SQL database main advantage is the ACID compliance, that make sure you while always get good answer in the shortest possible time. It's a simple and an "old" technology that proved to be reliable in good hand. Thing is that it wasn't probably designed to fit the new trend of big data, and SQL base can become little nightmare to maintain when you will try to distribute it for load management.
NoSQL database, like MongoDB or Cassandra are build to answer the specific case of your data becoming to huge for your model. They simply start with the idea that you have distributed your database, and are in a situation where you can not have a good old acid compliance anymore. They decide then to take advantage of that for their features. As an example, I think that Cassandra was build by Facebook to support message between users on their site. It's basically build to be a worldwide distributed database were you could lose a complete data-center without losing data nor have your site down for a second. Such an infrastructure would be almost pretty hard to maintain with other SGDB that rely on your information to be perfectly up to date everywhere in your system.
In the end, you should also see that NoSQL database were mainly designed to fit the need of Google and facebook.
Unless you project ever have to match the need of handling millions of simultaneous users as facebook did when they started their NoSQL base, a good old MariaDB or postgreSQL based on ACID compliance is faster, more accurate and easier to build and grown.

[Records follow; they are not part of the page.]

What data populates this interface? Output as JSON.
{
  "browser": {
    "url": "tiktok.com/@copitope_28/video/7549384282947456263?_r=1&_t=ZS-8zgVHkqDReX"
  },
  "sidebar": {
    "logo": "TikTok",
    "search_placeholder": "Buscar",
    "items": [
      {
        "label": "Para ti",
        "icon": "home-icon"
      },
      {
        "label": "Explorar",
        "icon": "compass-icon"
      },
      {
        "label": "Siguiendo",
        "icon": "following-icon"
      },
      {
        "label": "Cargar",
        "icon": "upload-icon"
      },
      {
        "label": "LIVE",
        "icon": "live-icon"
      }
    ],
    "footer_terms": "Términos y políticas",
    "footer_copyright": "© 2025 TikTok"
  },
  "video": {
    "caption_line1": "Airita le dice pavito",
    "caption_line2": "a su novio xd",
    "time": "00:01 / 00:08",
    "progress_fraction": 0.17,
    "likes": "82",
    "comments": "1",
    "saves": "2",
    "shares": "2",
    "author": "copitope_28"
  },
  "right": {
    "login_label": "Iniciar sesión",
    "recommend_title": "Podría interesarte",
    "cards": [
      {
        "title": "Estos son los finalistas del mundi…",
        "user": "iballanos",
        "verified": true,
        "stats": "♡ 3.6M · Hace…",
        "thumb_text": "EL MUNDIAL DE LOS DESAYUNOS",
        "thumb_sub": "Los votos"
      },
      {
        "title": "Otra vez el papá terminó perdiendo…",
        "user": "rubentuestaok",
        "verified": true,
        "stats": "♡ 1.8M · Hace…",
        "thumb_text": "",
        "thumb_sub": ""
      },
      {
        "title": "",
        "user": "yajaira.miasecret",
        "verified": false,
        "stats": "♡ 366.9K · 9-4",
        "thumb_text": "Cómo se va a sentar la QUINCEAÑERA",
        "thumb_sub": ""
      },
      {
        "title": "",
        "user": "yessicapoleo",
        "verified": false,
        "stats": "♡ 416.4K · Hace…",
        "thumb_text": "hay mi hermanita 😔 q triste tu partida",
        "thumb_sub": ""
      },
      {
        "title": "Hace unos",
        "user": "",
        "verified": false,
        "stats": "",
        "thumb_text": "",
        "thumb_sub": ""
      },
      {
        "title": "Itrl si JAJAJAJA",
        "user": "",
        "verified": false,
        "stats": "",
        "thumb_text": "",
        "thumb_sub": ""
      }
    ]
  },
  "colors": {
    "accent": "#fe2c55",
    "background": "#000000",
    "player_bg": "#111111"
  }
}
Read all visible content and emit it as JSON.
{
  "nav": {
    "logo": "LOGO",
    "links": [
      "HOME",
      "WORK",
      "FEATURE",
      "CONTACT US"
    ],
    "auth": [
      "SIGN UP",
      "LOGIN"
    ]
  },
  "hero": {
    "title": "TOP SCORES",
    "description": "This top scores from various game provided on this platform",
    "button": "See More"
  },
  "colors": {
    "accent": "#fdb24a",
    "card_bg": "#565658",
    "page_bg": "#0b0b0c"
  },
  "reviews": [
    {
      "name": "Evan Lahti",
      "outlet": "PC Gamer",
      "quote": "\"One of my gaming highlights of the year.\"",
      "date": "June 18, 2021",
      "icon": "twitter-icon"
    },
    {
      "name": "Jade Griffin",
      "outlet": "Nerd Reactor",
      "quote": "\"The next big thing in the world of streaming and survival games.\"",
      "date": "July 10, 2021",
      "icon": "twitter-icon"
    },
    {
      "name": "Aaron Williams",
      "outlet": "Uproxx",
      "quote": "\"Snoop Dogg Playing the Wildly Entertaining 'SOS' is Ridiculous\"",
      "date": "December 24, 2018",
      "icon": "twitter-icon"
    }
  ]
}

I could also encourage you to take a look at the NewSQL movement which are composed by developers that re-implementing SQL engine to correct some pretty old design choice. I have took a quick look at it but I can't remember any website using that king of technology. Also keep in mind that you also may encounter the need for an hybrid solution by using a SQL and a NoSQL base (A friend of mine build a postgre/Mongo stack that worked pretty fine), that may be more complex but can also be more powerfull.